The Esquimaux leader, so much taller than his companions, gave a mighty start.
“That is my name!” he cried; “but how did you know it?”
“Why, bless you, your father asked me to look for you while upon my exploring trip hither,” replied Frank.
“My father?”
“Yes.”
“Then he is alive?”
“Oh, yes, and firm in the hope that you will be restored to him.”
A wild, joyful cry rang from the castaway’s lips.
“God be praised!” he cried. “I had never hoped for such joy as this. But where is your ship?”
“Over yonder island.”
“What is your mission here?”
“To reach the North Pole.”
Roger Harmon shook his head.
“Abandon it!” he said; “no good will come of it. I have dwelt here with the Esquimaux for many years and have not even been able to find my way home. If any human beings could reach the Pole, they could. But they never have!”
“Ah, but I am better fitted to perform that feat,” said Frank, confidently.
“Then you mean to persevere?”
“Yes.”
“I like your pluck and hope you will succeed.”
“I shall. Have no fears upon that score.”
“You have been attacked by these Matrodas? Rascally fellows!”
“Yes.”
“I am glad that we happened along in time to aid you.”
“So am I,” said Frank; “but come, you will go with us to the Explorer.”
Young Harmon drew a deep breath.
“I can hardly realize it,” he said. “I had begun to think that the time would never come when I should leave these awful solitudes!”
“Well, it has come,” said Frank, lightly, “and your father will be made the happiest man in the world.”
“That makes me happy.
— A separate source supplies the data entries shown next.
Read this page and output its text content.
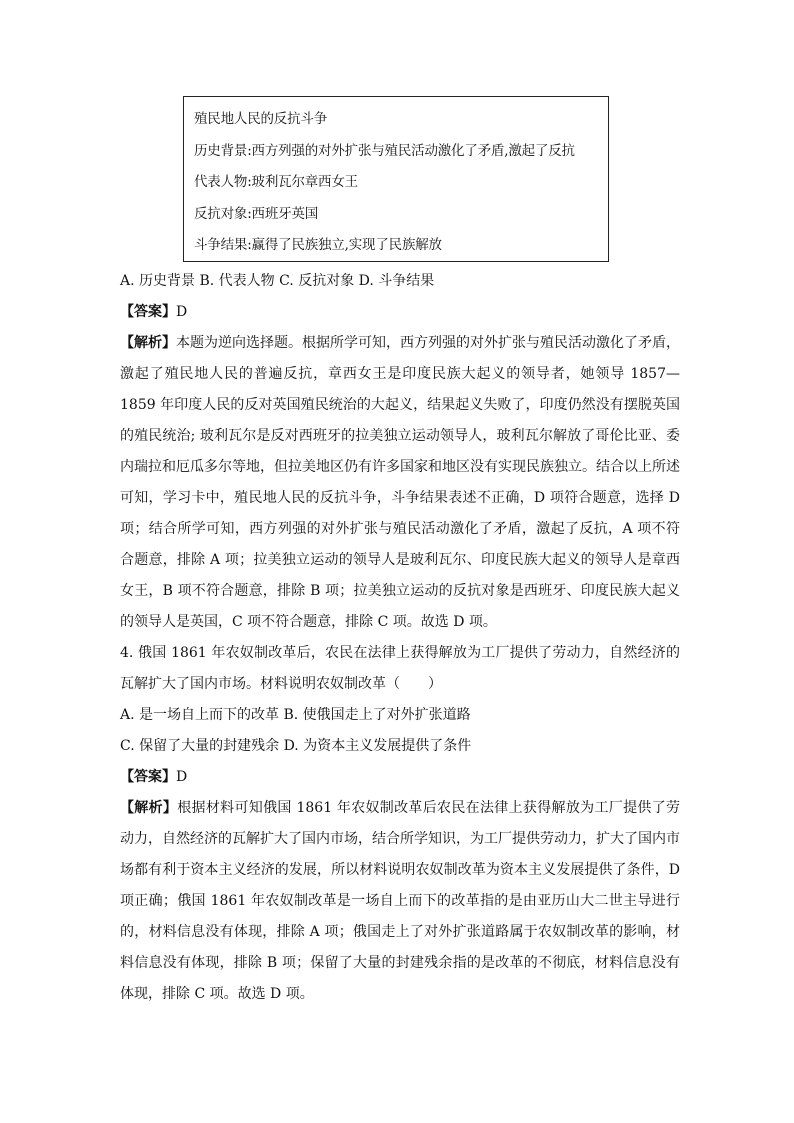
殖民地人民的反抗斗争
历史背景:西方列强的对外扩张与殖民活动激化了矛盾,激起了反抗
代表人物:玻利瓦尔章西女王
反抗对象:西班牙英国
斗争结果:赢得了民族独立,实现了民族解放
A. 历史背景 B. 代表人物 C. 反抗对象 D. 斗争结果
【答案】D
【解析】本题为逆向选择题。根据所学可知，西方列强的对外扩张与殖民活动激化了矛盾，激起了殖民地人民的普遍反抗，章西女王是印度民族大起义的领导者，她领导 1857—1859 年印度人民的反对英国殖民统治的大起义，结果起义失败了，印度仍然没有摆脱英国的殖民统治; 玻利瓦尔是反对西班牙的拉美独立运动领导人，玻利瓦尔解放了哥伦比亚、委内瑞拉和厄瓜多尔等地，但拉美地区仍有许多国家和地区没有实现民族独立。结合以上所述可知，学习卡中，殖民地人民的反抗斗争，斗争结果表述不正确，D 项符合题意，选择 D 项；结合所学可知，西方列强的对外扩张与殖民活动激化了矛盾，激起了反抗，A 项不符合题意，排除 A 项；拉美独立运动的领导人是玻利瓦尔、印度民族大起义的领导人是章西女王，B 项不符合题意，排除 B 项；拉美独立运动的反抗对象是西班牙、印度民族大起义的领导人是英国，C 项不符合题意，排除 C 项。故选 D 项。
4. 俄国 1861 年农奴制改革后，农民在法律上获得解放为工厂提供了劳动力，自然经济的瓦解扩大了国内市场。材料说明农奴制改革（　　）
A. 是一场自上而下的改革 B. 使俄国走上了对外扩张道路
C. 保留了大量的封建残余 D. 为资本主义发展提供了条件
【答案】D
【解析】根据材料可知俄国 1861 年农奴制改革后农民在法律上获得解放为工厂提供了劳动力，自然经济的瓦解扩大了国内市场，结合所学知识，为工厂提供劳动力，扩大了国内市场都有利于资本主义经济的发展，所以材料说明农奴制改革为资本主义发展提供了条件，D 项正确；俄国 1861 年农奴制改革是一场自上而下的改革指的是由亚历山大二世主导进行的，材料信息没有体现，排除 A 项；俄国走上了对外扩张道路属于农奴制改革的影响，材料信息没有体现，排除 B 项；保留了大量的封建残余指的是改革的不彻底，材料信息没有体现，排除 C 项。故选 D 项。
But I must first take leave of these Esquimaux who have been so kind to me.”
Roger went down upon the shore and called the Esquimaux all to him.
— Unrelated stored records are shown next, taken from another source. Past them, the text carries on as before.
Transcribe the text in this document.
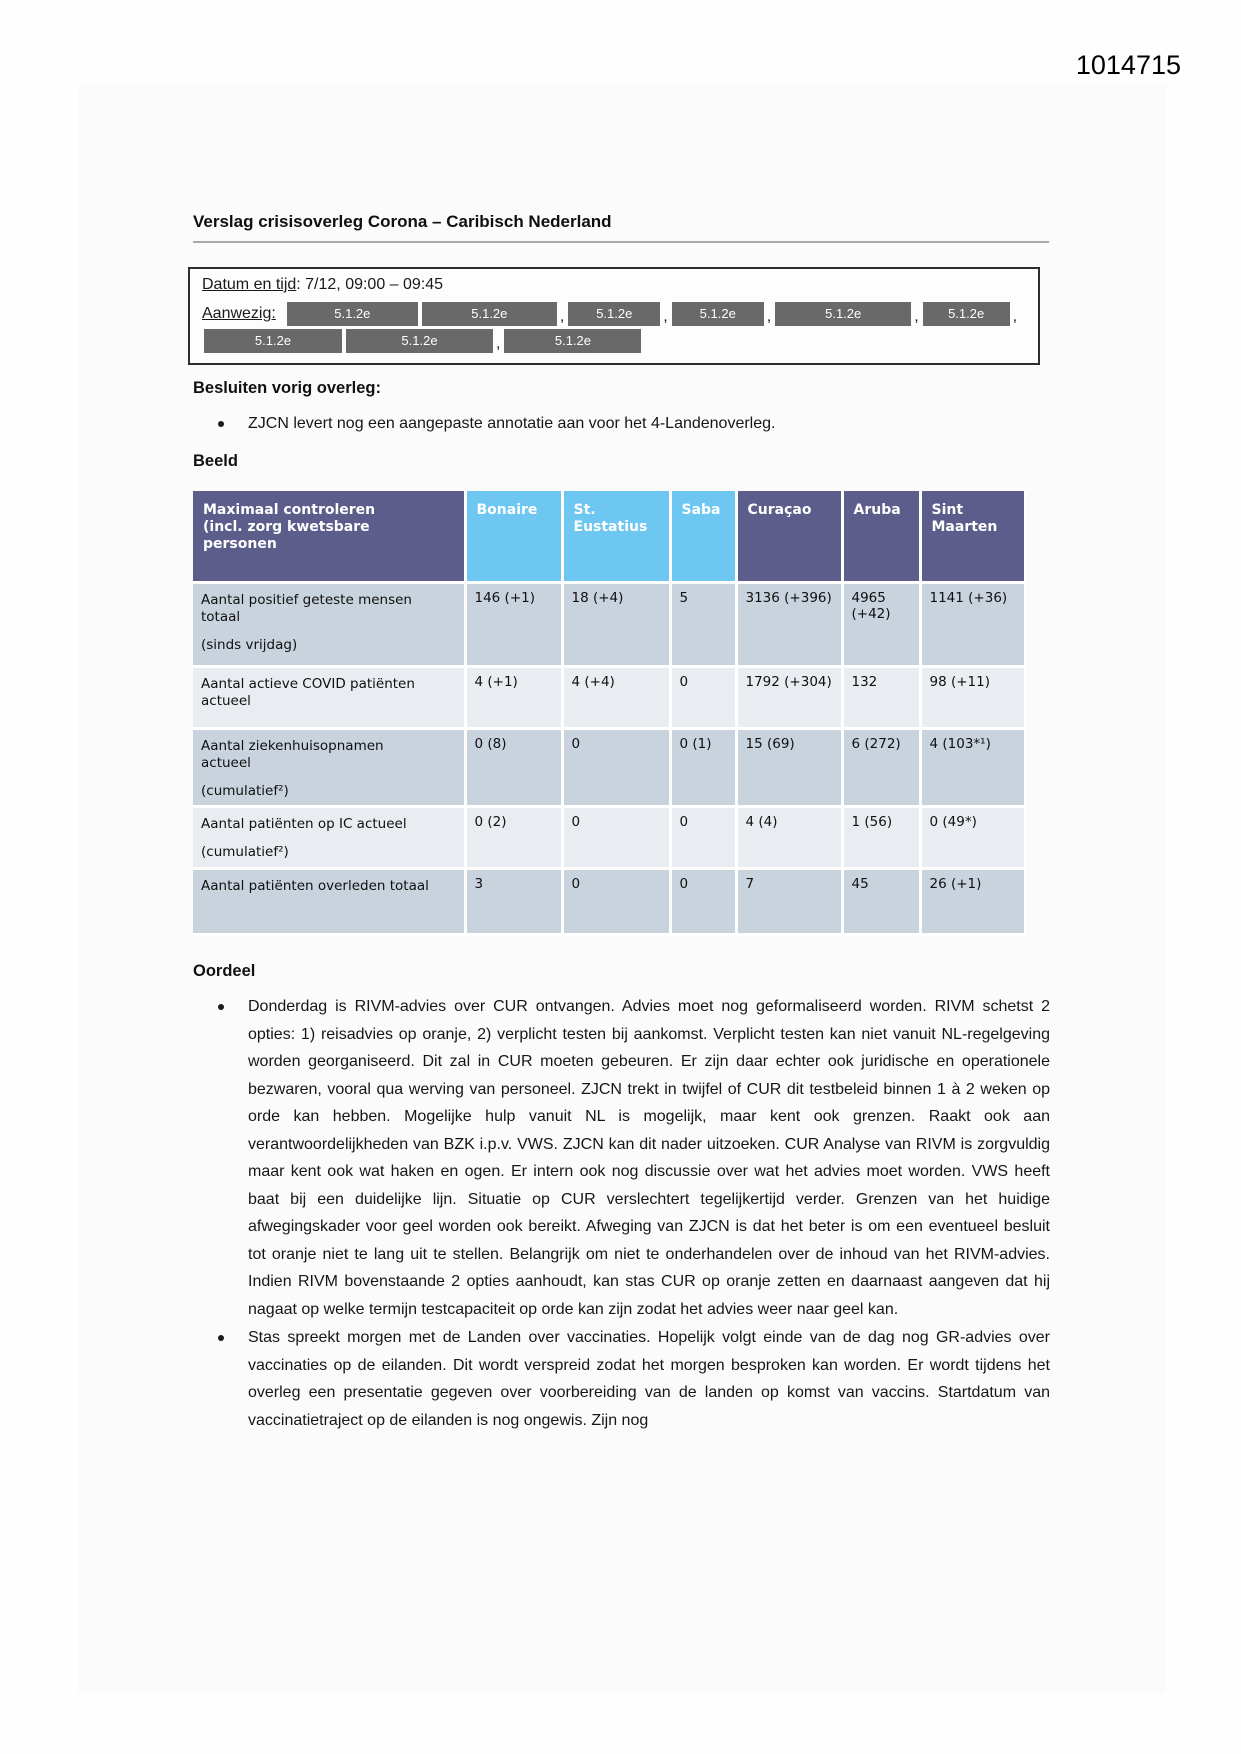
1014715
Verslag crisisoverleg Corona – Caribisch Nederland
Datum en tijd: 7/12, 09:00 – 09:45
Aanwezig:	5.1.2e	5.1.2e	, 5.1.2e , 5.1.2e ,	5.1.2e	, 5.1.2e ,
5.1.2e	5.1.2e	,	5.1.2e
Besluiten vorig overleg:
ZJCN levert nog een aangepaste annotatie aan voor het 4-Landenoverleg.
Beeld
Maximaal controleren (incl. zorg kwetsbare personen	Bonaire	St. Eustatius	Saba	Curaçao	Aruba	Sint Maarten

Aantal positief geteste mensen totaal
(sinds vrijdag)	146 (+1)	18 (+4)	5	3136 (+396)	4965 (+42)	1141 (+36)

Aantal actieve COVID patiënten actueel	4 (+1)	4 (+4)	0	1792 (+304)	132	98 (+11)

Aantal ziekenhuisopnamen actueel
(cumulatief²)	0 (8)	0	0 (1)	15 (69)	6 (272)	4 (103*¹)

Aantal patiënten op IC actueel
(cumulatief²)	0 (2)	0	0	4 (4)	1 (56)	0 (49*)

Aantal patiënten overleden totaal	3	0	0	7	45	26 (+1)
Oordeel
Donderdag is RIVM-advies over CUR ontvangen. Advies moet nog geformaliseerd worden. RIVM schetst 2 opties: 1) reisadvies op oranje, 2) verplicht testen bij aankomst. Verplicht testen kan niet vanuit NL-regelgeving worden georganiseerd. Dit zal in CUR moeten gebeuren. Er zijn daar echter ook juridische en operationele bezwaren, vooral qua werving van personeel. ZJCN trekt in twijfel of CUR dit testbeleid binnen 1 à 2 weken op orde kan hebben. Mogelijke hulp vanuit NL is mogelijk, maar kent ook grenzen. Raakt ook aan verantwoordelijkheden van BZK i.p.v. VWS. ZJCN kan dit nader uitzoeken. CUR Analyse van RIVM is zorgvuldig maar kent ook wat haken en ogen. Er intern ook nog discussie over wat het advies moet worden. VWS heeft baat bij een duidelijke lijn. Situatie op CUR verslechtert tegelijkertijd verder. Grenzen van het huidige afwegingskader voor geel worden ook bereikt. Afweging van ZJCN is dat het beter is om een eventueel besluit tot oranje niet te lang uit te stellen. Belangrijk om niet te onderhandelen over de inhoud van het RIVM-advies. Indien RIVM bovenstaande 2 opties aanhoudt, kan stas CUR op oranje zetten en daarnaast aangeven dat hij nagaat op welke termijn testcapaciteit op orde kan zijn zodat het advies weer naar geel kan.
Stas spreekt morgen met de Landen over vaccinaties. Hopelijk volgt einde van de dag nog GR-advies over vaccinaties op de eilanden. Dit wordt verspreid zodat het morgen besproken kan worden. Er wordt tijdens het overleg een presentatie gegeven over voorbereiding van de landen op komst van vaccins. Startdatum van vaccinatietraject op de eilanden is nog ongewis. Zijn nog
Then in a speech in their tongue, which he had mastered, he expressed to them his regrets at leaving them.
They seemed deeply affected.
But Roger finally succeeded in parting from them, and with Frank and Pomp started for the Explorer.
As they passed through the defile upon the island, the last of the Matrodas were retreating to the farther shore.
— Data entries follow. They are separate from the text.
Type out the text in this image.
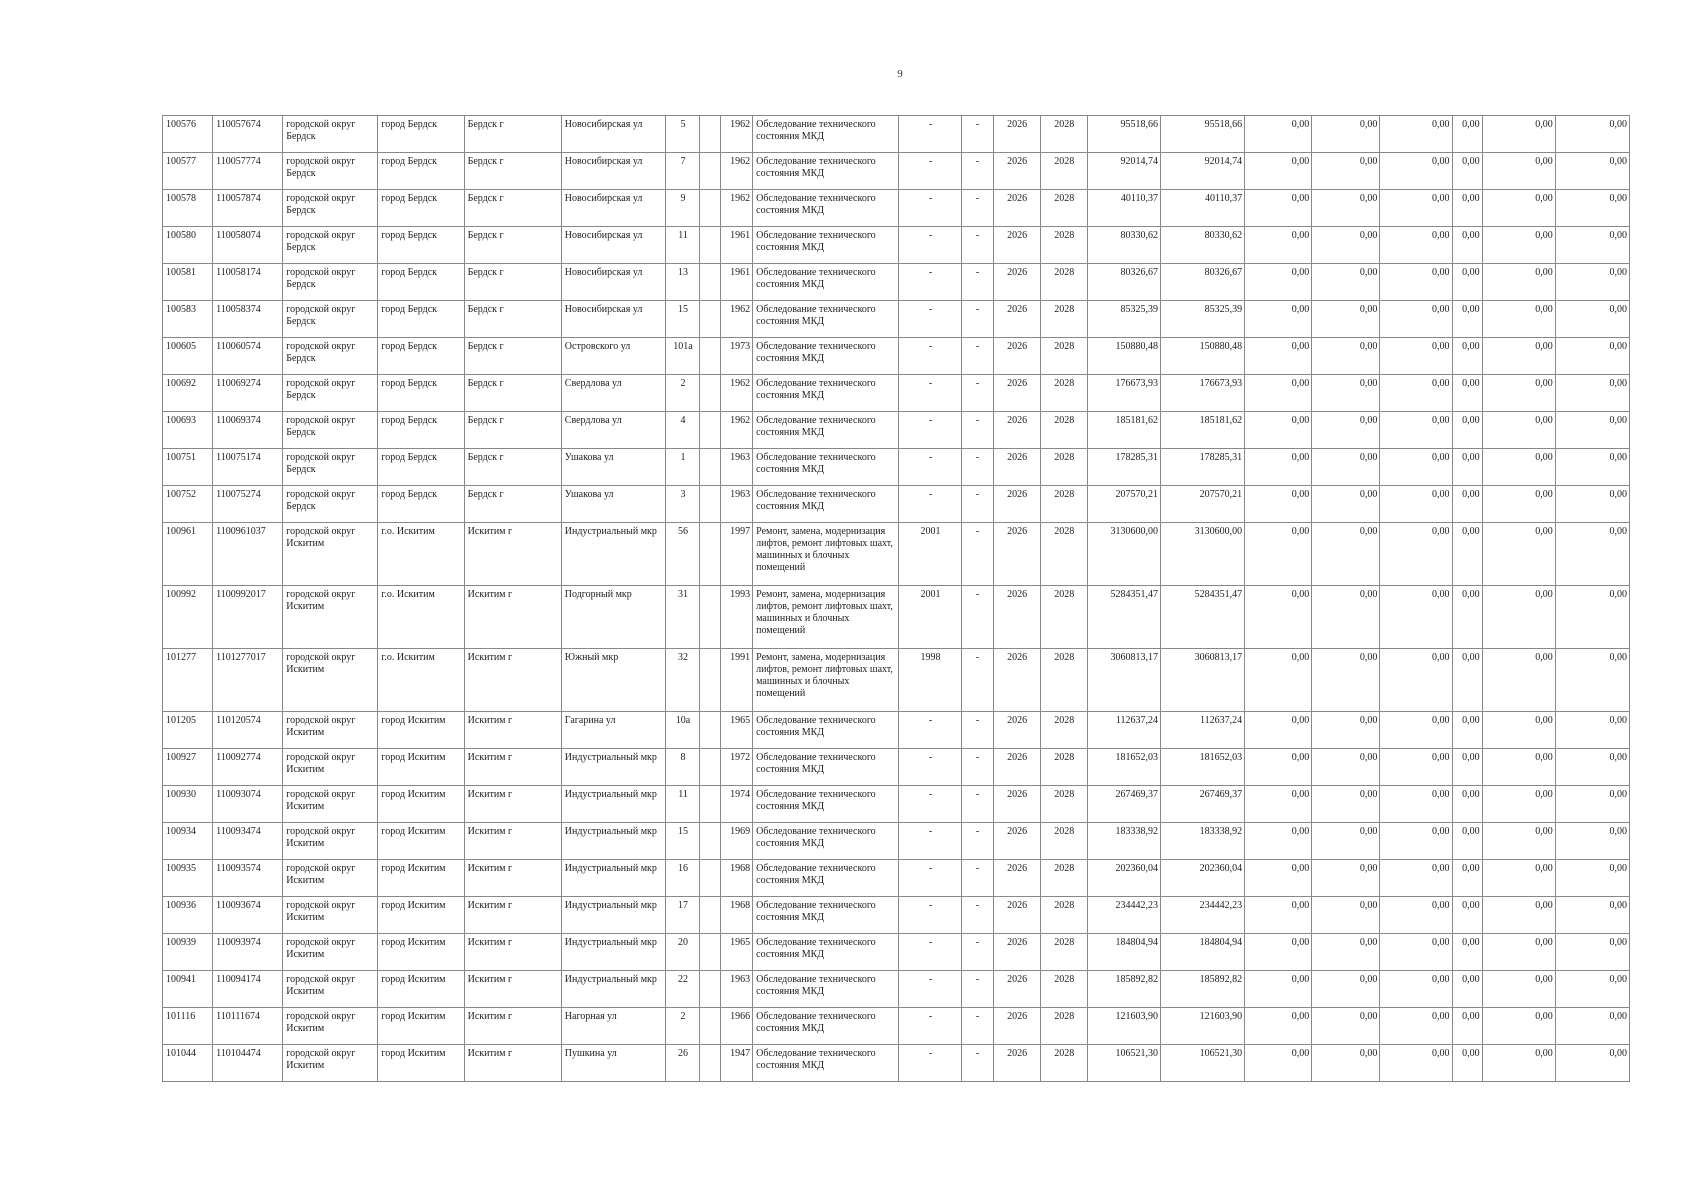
9
100576	110057674	городской округ Бердск	город Бердск	Бердск г	Новосибирская ул	5		1962	Обследование технического состояния МКД	-	-	2026	2028	95518,66	95518,66	0,00	0,00	0,00	0,00	0,00	0,00
100577	110057774	городской округ Бердск	город Бердск	Бердск г	Новосибирская ул	7		1962	Обследование технического состояния МКД	-	-	2026	2028	92014,74	92014,74	0,00	0,00	0,00	0,00	0,00	0,00
100578	110057874	городской округ Бердск	город Бердск	Бердск г	Новосибирская ул	9		1962	Обследование технического состояния МКД	-	-	2026	2028	40110,37	40110,37	0,00	0,00	0,00	0,00	0,00	0,00
100580	110058074	городской округ Бердск	город Бердск	Бердск г	Новосибирская ул	11		1961	Обследование технического состояния МКД	-	-	2026	2028	80330,62	80330,62	0,00	0,00	0,00	0,00	0,00	0,00
100581	110058174	городской округ Бердск	город Бердск	Бердск г	Новосибирская ул	13		1961	Обследование технического состояния МКД	-	-	2026	2028	80326,67	80326,67	0,00	0,00	0,00	0,00	0,00	0,00
100583	110058374	городской округ Бердск	город Бердск	Бердск г	Новосибирская ул	15		1962	Обследование технического состояния МКД	-	-	2026	2028	85325,39	85325,39	0,00	0,00	0,00	0,00	0,00	0,00
100605	110060574	городской округ Бердск	город Бердск	Бердск г	Островского ул	101а		1973	Обследование технического состояния МКД	-	-	2026	2028	150880,48	150880,48	0,00	0,00	0,00	0,00	0,00	0,00
100692	110069274	городской округ Бердск	город Бердск	Бердск г	Свердлова ул	2		1962	Обследование технического состояния МКД	-	-	2026	2028	176673,93	176673,93	0,00	0,00	0,00	0,00	0,00	0,00
100693	110069374	городской округ Бердск	город Бердск	Бердск г	Свердлова ул	4		1962	Обследование технического состояния МКД	-	-	2026	2028	185181,62	185181,62	0,00	0,00	0,00	0,00	0,00	0,00
100751	110075174	городской округ Бердск	город Бердск	Бердск г	Ушакова ул	1		1963	Обследование технического состояния МКД	-	-	2026	2028	178285,31	178285,31	0,00	0,00	0,00	0,00	0,00	0,00
100752	110075274	городской округ Бердск	город Бердск	Бердск г	Ушакова ул	3		1963	Обследование технического состояния МКД	-	-	2026	2028	207570,21	207570,21	0,00	0,00	0,00	0,00	0,00	0,00
100961	1100961037	городской округ Искитим	г.о. Искитим	Искитим г	Индустриальный мкр	56		1997	Ремонт, замена, модернизация лифтов, ремонт лифтовых шахт, машинных и блочных помещений	2001	-	2026	2028	3130600,00	3130600,00	0,00	0,00	0,00	0,00	0,00	0,00
100992	1100992017	городской округ Искитим	г.о. Искитим	Искитим г	Подгорный мкр	31		1993	Ремонт, замена, модернизация лифтов, ремонт лифтовых шахт, машинных и блочных помещений	2001	-	2026	2028	5284351,47	5284351,47	0,00	0,00	0,00	0,00	0,00	0,00
101277	1101277017	городской округ Искитим	г.о. Искитим	Искитим г	Южный мкр	32		1991	Ремонт, замена, модернизация лифтов, ремонт лифтовых шахт, машинных и блочных помещений	1998	-	2026	2028	3060813,17	3060813,17	0,00	0,00	0,00	0,00	0,00	0,00
101205	110120574	городской округ Искитим	город Искитим	Искитим г	Гагарина ул	10а		1965	Обследование технического состояния МКД	-	-	2026	2028	112637,24	112637,24	0,00	0,00	0,00	0,00	0,00	0,00
100927	110092774	городской округ Искитим	город Искитим	Искитим г	Индустриальный мкр	8		1972	Обследование технического состояния МКД	-	-	2026	2028	181652,03	181652,03	0,00	0,00	0,00	0,00	0,00	0,00
100930	110093074	городской округ Искитим	город Искитим	Искитим г	Индустриальный мкр	11		1974	Обследование технического состояния МКД	-	-	2026	2028	267469,37	267469,37	0,00	0,00	0,00	0,00	0,00	0,00
100934	110093474	городской округ Искитим	город Искитим	Искитим г	Индустриальный мкр	15		1969	Обследование технического состояния МКД	-	-	2026	2028	183338,92	183338,92	0,00	0,00	0,00	0,00	0,00	0,00
100935	110093574	городской округ Искитим	город Искитим	Искитим г	Индустриальный мкр	16		1968	Обследование технического состояния МКД	-	-	2026	2028	202360,04	202360,04	0,00	0,00	0,00	0,00	0,00	0,00
100936	110093674	городской округ Искитим	город Искитим	Искитим г	Индустриальный мкр	17		1968	Обследование технического состояния МКД	-	-	2026	2028	234442,23	234442,23	0,00	0,00	0,00	0,00	0,00	0,00
100939	110093974	городской округ Искитим	город Искитим	Искитим г	Индустриальный мкр	20		1965	Обследование технического состояния МКД	-	-	2026	2028	184804,94	184804,94	0,00	0,00	0,00	0,00	0,00	0,00
100941	110094174	городской округ Искитим	город Искитим	Искитим г	Индустриальный мкр	22		1963	Обследование технического состояния МКД	-	-	2026	2028	185892,82	185892,82	0,00	0,00	0,00	0,00	0,00	0,00
101116	110111674	городской округ Искитим	город Искитим	Искитим г	Нагорная ул	2		1966	Обследование технического состояния МКД	-	-	2026	2028	121603,90	121603,90	0,00	0,00	0,00	0,00	0,00	0,00
101044	110104474	городской округ Искитим	город Искитим	Искитим г	Пушкина ул	26		1947	Обследование технического состояния МКД	-	-	2026	2028	106521,30	106521,30	0,00	0,00	0,00	0,00	0,00	0,00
Roger Harmon acted like one in a trance.
“Indeed!” he said, sincerely, “I can hardly believe my good luck. I had given up all hope of ever seeing my native land again.”
Very soon now the open sea came again in view.
The Explorer could be seen lying in the midst of the pack ice.
Roger looked astonished.
“Where is your ship?” he cried.
“Don’t you see it out there?” said Frank.
“What, that a ship? It looks more like a large-sized canoe.”
“It is a new kind of ship,” said Frank with a laugh. “It is a submarine boat, and you will understand it better when you see it.”